Our study has several limitations. (i) Given the multiple comparisons of genotypes with BP or the prevalence of hypertension in this study, it is not possible to exclude completely potential statistical errors such as false positives. (ii) It is possible that one or more of the polymorphisms related to BP or the prevalence of hypertension in our study are in LD with other polymorphisms of the same or nearby genes that are actually responsible for the development of hypertension. (iii) The functional relevance of the identified polymorphisms to gene transcription or to protein structure or function was not determined in this study. (iv) Given the lack of replication, validation of our findings will require their replication with independent subject panels.

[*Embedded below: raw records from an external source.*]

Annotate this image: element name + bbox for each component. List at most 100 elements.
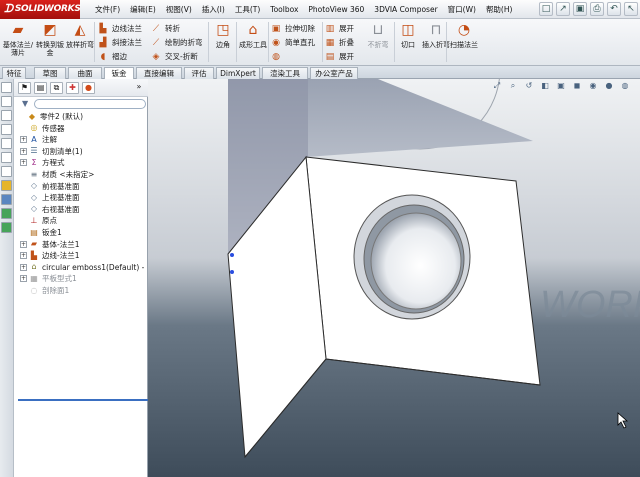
tree-item[interactable]: ◇ 右视基准面: [20, 204, 80, 215]
select-icon[interactable]: ↖: [624, 2, 638, 16]
menu-item[interactable]: 编辑(E): [125, 4, 161, 15]
file-explorer-icon[interactable]: [1, 124, 12, 135]
tree-item[interactable]: ◇ 上视基准面: [20, 192, 80, 203]
previous-view-icon[interactable]: ↺: [524, 81, 534, 91]
vent-button[interactable]: ◍: [270, 50, 285, 63]
expand-toggle-icon[interactable]: +: [20, 263, 27, 271]
view-palette-icon[interactable]: [1, 152, 12, 163]
view-orientation-icon[interactable]: ▣: [556, 81, 566, 91]
property-manager-icon[interactable]: ▤: [34, 82, 47, 94]
task-pane-icons: [0, 79, 14, 477]
miter-flange-button[interactable]: ▟ 斜接法兰: [97, 36, 142, 49]
menu-item[interactable]: 窗口(W): [443, 4, 481, 15]
search-icon[interactable]: [1, 138, 12, 149]
tree-item[interactable]: ◎ 传感器: [20, 123, 65, 134]
tab-8[interactable]: 办公室产品: [310, 67, 358, 79]
rip-button[interactable]: ◫ 切口: [395, 21, 421, 63]
rollback-bar[interactable]: [18, 399, 148, 401]
tree-item[interactable]: + Σ 方程式: [20, 157, 65, 168]
sketched-bend-button[interactable]: ⟋ 绘制的折弯: [150, 36, 203, 49]
jog-button[interactable]: ⟋ 转折: [150, 22, 180, 35]
tree-item[interactable]: + ▙ 边线-法兰1: [20, 250, 79, 261]
lofted-bend-button[interactable]: ◭ 放样折弯: [64, 21, 96, 63]
expand-toggle-icon[interactable]: +: [20, 252, 27, 260]
solidworks-logo[interactable]: ᗪ SOLIDWORKS: [0, 0, 81, 19]
menu-item[interactable]: PhotoView 360: [303, 5, 369, 14]
convert-sheetmetal-button[interactable]: ◩ 转换到钣金: [34, 21, 66, 63]
custom-properties-icon[interactable]: [1, 180, 12, 191]
filter-input[interactable]: [34, 99, 146, 109]
expand-toggle-icon[interactable]: +: [20, 136, 27, 144]
flatten-button[interactable]: ▤ 展开: [324, 50, 354, 63]
appearances-icon[interactable]: [1, 166, 12, 177]
forming-tool-button[interactable]: ⌂ 成形工具: [237, 21, 269, 63]
tree-item[interactable]: + A 注解: [20, 134, 57, 145]
home-icon[interactable]: [1, 82, 12, 93]
configuration-manager-icon[interactable]: ⧉: [50, 82, 63, 94]
zoom-fit-icon[interactable]: ⤢: [492, 81, 502, 91]
menu-item[interactable]: 文件(F): [90, 4, 125, 15]
menu-item[interactable]: 工具(T): [230, 4, 265, 15]
fold-button[interactable]: ▦ 折叠: [324, 36, 354, 49]
hem-button[interactable]: ◖ 褶边: [97, 50, 127, 63]
simple-hole-button[interactable]: ◉ 简单直孔: [270, 36, 315, 49]
menu-item[interactable]: 3DVIA Composer: [369, 5, 442, 14]
extruded-cut-button[interactable]: ▣ 拉伸切除: [270, 22, 315, 35]
expand-toggle-icon[interactable]: +: [20, 159, 27, 167]
appearance-icon[interactable]: ●: [604, 81, 614, 91]
menu-item[interactable]: 帮助(H): [481, 4, 518, 15]
feature-tree-icon[interactable]: ⚑: [18, 82, 31, 94]
menu-item[interactable]: 视图(V): [161, 4, 197, 15]
no-bends-button[interactable]: ⊔ 不折弯: [362, 21, 394, 63]
tree-item[interactable]: ◌ 剖除面1: [20, 285, 70, 296]
swept-flange-button[interactable]: ◔ 扫描法兰: [448, 21, 480, 63]
unfold-button[interactable]: ▥ 展开: [324, 22, 354, 35]
section-view-icon[interactable]: ◧: [540, 81, 550, 91]
resources-icon[interactable]: [1, 96, 12, 107]
new-document-icon[interactable]: □: [539, 2, 553, 16]
edge-flange-button[interactable]: ▙ 边线法兰: [97, 22, 142, 35]
tab-2[interactable]: 曲面: [68, 67, 102, 79]
hide-show-icon[interactable]: ◉: [588, 81, 598, 91]
scene-icon[interactable]: ◍: [620, 81, 630, 91]
display-manager-icon[interactable]: ●: [82, 82, 95, 94]
expand-toggle-icon[interactable]: +: [20, 147, 27, 155]
tree-item[interactable]: + ☰ 切割清单(1): [20, 146, 83, 157]
corners-button[interactable]: ◳ 边角: [210, 21, 236, 63]
print-icon[interactable]: ⎙: [590, 2, 604, 16]
tree-item[interactable]: ◆ 零件2 (默认): [18, 111, 83, 122]
tab-5[interactable]: 评估: [184, 67, 214, 79]
tab-1[interactable]: 草图: [34, 67, 66, 79]
display-style-icon[interactable]: ◼: [572, 81, 582, 91]
cross-break-button[interactable]: ◈ 交叉-折断: [150, 50, 198, 63]
tree-item[interactable]: ▤ 钣金1: [20, 227, 62, 238]
tab-7[interactable]: 渲染工具: [262, 67, 308, 79]
expand-panel-icon[interactable]: »: [134, 82, 144, 94]
library-icon[interactable]: [1, 110, 12, 121]
tree-item[interactable]: + ▦ 平板型式1: [20, 273, 77, 284]
tab-4[interactable]: 直接编辑: [136, 67, 182, 79]
save-icon[interactable]: ▣: [573, 2, 587, 16]
menu-item[interactable]: 插入(I): [197, 4, 230, 15]
base-flange-button[interactable]: ▰ 基体法兰/薄片: [2, 21, 34, 63]
tree-item[interactable]: + ▰ 基体-法兰1: [20, 239, 79, 250]
tree-item[interactable]: ◇ 前视基准面: [20, 181, 80, 192]
expand-toggle-icon[interactable]: +: [20, 240, 27, 248]
dimxpert-icon[interactable]: ✚: [66, 82, 79, 94]
open-icon[interactable]: ↗: [556, 2, 570, 16]
sheetmetal-icon: ▤: [30, 227, 38, 237]
graphics-area[interactable]: WORK ⤢ ⌕ ↺ ◧ ▣ ◼ ◉ ● ◍: [148, 79, 640, 477]
menu-item[interactable]: Toolbox: [265, 5, 303, 14]
3d-content-icon[interactable]: [1, 208, 12, 219]
scenes-icon[interactable]: [1, 222, 12, 233]
tree-item-label: 零件2 (默认): [40, 112, 84, 121]
forum-icon[interactable]: [1, 194, 12, 205]
tab-0[interactable]: 特征: [2, 67, 26, 79]
tab-6[interactable]: DimXpert: [216, 67, 260, 79]
tree-item[interactable]: ⊥ 原点: [20, 215, 57, 226]
zoom-area-icon[interactable]: ⌕: [508, 81, 518, 91]
tree-item[interactable]: ≡ 材质 <未指定>: [20, 169, 95, 180]
tree-item[interactable]: + ⌂ circular emboss1(Default) -: [20, 262, 144, 273]
undo-icon[interactable]: ↶: [607, 2, 621, 16]
expand-toggle-icon[interactable]: +: [20, 275, 27, 283]
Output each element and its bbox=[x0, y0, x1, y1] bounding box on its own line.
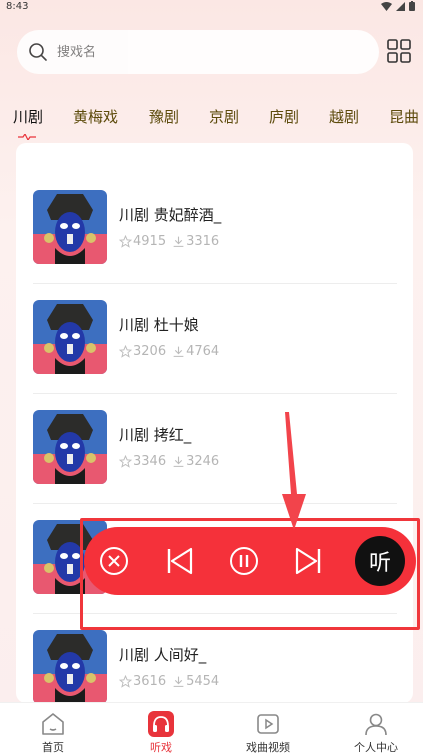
divider bbox=[33, 283, 397, 284]
tab-jingju[interactable]: 京剧 bbox=[209, 106, 239, 127]
opera-title: 川剧 贵妃醉酒_ bbox=[119, 206, 222, 224]
opera-stats: 4915 3316 bbox=[119, 234, 219, 249]
pointer-arrow-icon bbox=[282, 412, 306, 530]
user-icon bbox=[365, 713, 387, 736]
status-bar: 8:43 bbox=[0, 0, 423, 14]
status-time: 8:43 bbox=[6, 1, 29, 12]
nav-video[interactable]: 戏曲视频 bbox=[228, 703, 308, 756]
headphones-icon bbox=[148, 711, 174, 737]
download-count: 5454 bbox=[186, 674, 220, 689]
nav-listen[interactable]: 听戏 bbox=[121, 703, 201, 756]
status-icons bbox=[381, 1, 415, 11]
list-item[interactable]: 川剧 人间好_ 3616 5454 bbox=[33, 630, 397, 703]
list-item[interactable]: 川剧 杜十娘 3206 4764 bbox=[33, 300, 397, 410]
opera-cover-image bbox=[33, 630, 107, 703]
home-icon bbox=[42, 713, 64, 735]
signal-icon bbox=[396, 1, 405, 11]
divider bbox=[33, 503, 397, 504]
divider bbox=[33, 393, 397, 394]
star-icon bbox=[119, 455, 132, 468]
active-tab-indicator bbox=[18, 134, 36, 140]
tab-kunqu[interactable]: 昆曲 bbox=[389, 106, 419, 127]
previous-icon[interactable] bbox=[164, 545, 196, 577]
nav-label: 戏曲视频 bbox=[246, 741, 290, 754]
star-icon bbox=[119, 675, 132, 688]
favorite-count: 3206 bbox=[133, 344, 167, 359]
opera-stats: 3206 4764 bbox=[119, 344, 219, 359]
favorite-count: 3346 bbox=[133, 454, 167, 469]
list-item[interactable]: 川剧 贵妃醉酒_ 4915 3316 bbox=[33, 190, 397, 300]
opera-title: 川剧 拷红_ bbox=[119, 426, 192, 444]
pause-icon[interactable] bbox=[228, 545, 260, 577]
tab-yuju[interactable]: 豫剧 bbox=[149, 106, 179, 127]
video-icon bbox=[257, 714, 279, 734]
opera-stats: 3346 3246 bbox=[119, 454, 219, 469]
tab-huangmeixi[interactable]: 黄梅戏 bbox=[73, 106, 118, 127]
opera-cover-image bbox=[33, 410, 107, 484]
close-icon[interactable] bbox=[98, 545, 130, 577]
opera-title: 川剧 杜十娘 bbox=[119, 316, 199, 334]
category-tabs: 川剧 黄梅戏 豫剧 京剧 庐剧 越剧 昆曲 bbox=[0, 100, 423, 134]
tab-chuanju[interactable]: 川剧 bbox=[13, 106, 43, 127]
search-bar[interactable] bbox=[17, 30, 379, 74]
opera-cover-image bbox=[33, 190, 107, 264]
tab-yueju[interactable]: 越剧 bbox=[329, 106, 359, 127]
nav-home[interactable]: 首页 bbox=[13, 703, 93, 756]
download-icon bbox=[173, 456, 184, 467]
star-icon bbox=[119, 345, 132, 358]
opera-title: 川剧 人间好_ bbox=[119, 646, 207, 664]
grid-menu-icon[interactable] bbox=[387, 39, 411, 63]
nav-label: 首页 bbox=[42, 741, 64, 754]
download-count: 3246 bbox=[186, 454, 220, 469]
search-icon bbox=[29, 43, 47, 61]
tab-luju[interactable]: 庐剧 bbox=[269, 106, 299, 127]
download-count: 3316 bbox=[186, 234, 220, 249]
opera-cover-image bbox=[33, 300, 107, 374]
list-item[interactable]: 川剧 拷红_ 3346 3246 bbox=[33, 410, 397, 520]
wifi-icon bbox=[381, 1, 392, 11]
search-input[interactable] bbox=[57, 40, 357, 64]
battery-icon bbox=[409, 1, 415, 11]
favorite-count: 3616 bbox=[133, 674, 167, 689]
download-count: 4764 bbox=[186, 344, 220, 359]
next-icon[interactable] bbox=[292, 545, 324, 577]
favorite-count: 4915 bbox=[133, 234, 167, 249]
download-icon bbox=[173, 236, 184, 247]
listen-button[interactable]: 听 bbox=[355, 536, 405, 586]
nav-label: 个人中心 bbox=[354, 741, 398, 754]
bottom-navigation: 首页 听戏 戏曲视频 个人中心 bbox=[0, 702, 423, 756]
opera-stats: 3616 5454 bbox=[119, 674, 219, 689]
nav-label: 听戏 bbox=[150, 741, 172, 754]
star-icon bbox=[119, 235, 132, 248]
download-icon bbox=[173, 676, 184, 687]
floating-player: 听 bbox=[84, 527, 416, 595]
download-icon bbox=[173, 346, 184, 357]
nav-profile[interactable]: 个人中心 bbox=[336, 703, 416, 756]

In conclusion, our results suggest that the 682A → G (Thr228Ala) polymorphism of SORBS1 and the −30G → A polymorphism of GCK may play a role in the development of hypertension in Japanese women and that the 2364A → G polymorphism of WISP1 may play such a role in Japanese men. Determination of genotypes for these polymorphisms may prove informative for the assessment of the genetic risk for hypertension. Given that multiple variants, each having a small effect, will likely ultimately be found to be responsible for a large fraction of the genetic component of essential hypertension, identification of additional hypertension susceptibility genes will allow a more accurate assessment of the genetic risk for this condition.

Conflict of interest

The authors declare no conflict of interest.